LONDON - The United Kingdom plans to order more F-35 Joint Strike Fighters by 2025, a top Defence Ministry official said.
Jeremy Quin, the minister for defense procurement, said the UK would be adding to the 48 jets it has already purchased from Lockheed Martin.
“By 2025, we will be placing orders—I’m absolutely confident—for more of them,” Quin said during an interview Tuesday.
But Quin declined to say whether Britain’s original plan to buy a total of 138 jets remains unchanged. The Defense Ministry’s new defense strategy is similarly mum on the question.
The U.S. Air Force is considering trimming its own purchases of the F-35A variant; its current 1,763-jet plan was laid out in 1997. Top service leaders have recently declared the F-35A the cornerstone of its future combat fleet, but some generals are calling for earlier-than-planned development of a new generation of warplanes.

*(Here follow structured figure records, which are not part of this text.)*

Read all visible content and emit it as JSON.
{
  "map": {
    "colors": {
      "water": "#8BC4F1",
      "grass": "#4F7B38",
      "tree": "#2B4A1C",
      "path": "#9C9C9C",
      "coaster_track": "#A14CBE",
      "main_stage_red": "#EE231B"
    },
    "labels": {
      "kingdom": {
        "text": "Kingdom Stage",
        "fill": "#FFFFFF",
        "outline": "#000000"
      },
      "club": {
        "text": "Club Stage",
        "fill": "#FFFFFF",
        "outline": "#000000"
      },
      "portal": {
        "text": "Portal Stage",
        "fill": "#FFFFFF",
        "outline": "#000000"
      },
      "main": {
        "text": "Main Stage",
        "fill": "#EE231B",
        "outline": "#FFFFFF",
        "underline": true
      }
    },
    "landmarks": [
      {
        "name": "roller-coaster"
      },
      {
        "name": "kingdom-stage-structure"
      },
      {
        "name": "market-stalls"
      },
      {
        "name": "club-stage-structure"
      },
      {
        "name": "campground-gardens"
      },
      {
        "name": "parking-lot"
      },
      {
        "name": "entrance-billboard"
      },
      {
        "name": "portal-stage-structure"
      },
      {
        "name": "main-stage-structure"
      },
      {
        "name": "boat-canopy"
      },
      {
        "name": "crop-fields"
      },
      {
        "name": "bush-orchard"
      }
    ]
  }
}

The United Kingdom’s projected fleet of 138 jets is the third-largest of any nation, behind only Japan’s 147 aircraft and the United States’ tri-service fleet of more than 2,400.
Meanwhile, the UK military’s top procurement official touted work on the Tempest Future Combat Air System, a new-generation warplane under development.
The new U.K. defense strategy calls for boosting Tempest funding by nearly $3 billion. U.K. companies are also making their own investment in technology being considered for the new-generation warplanes, Quin said.
BAE Systems, Rolls-Royce, Leonardo and MBDA are among the “Team Tempest” companies working on the new warplane, which is envisioned to replace the Royal Air Force’s Eurofighter Typhoons beginning in the mid-2030s.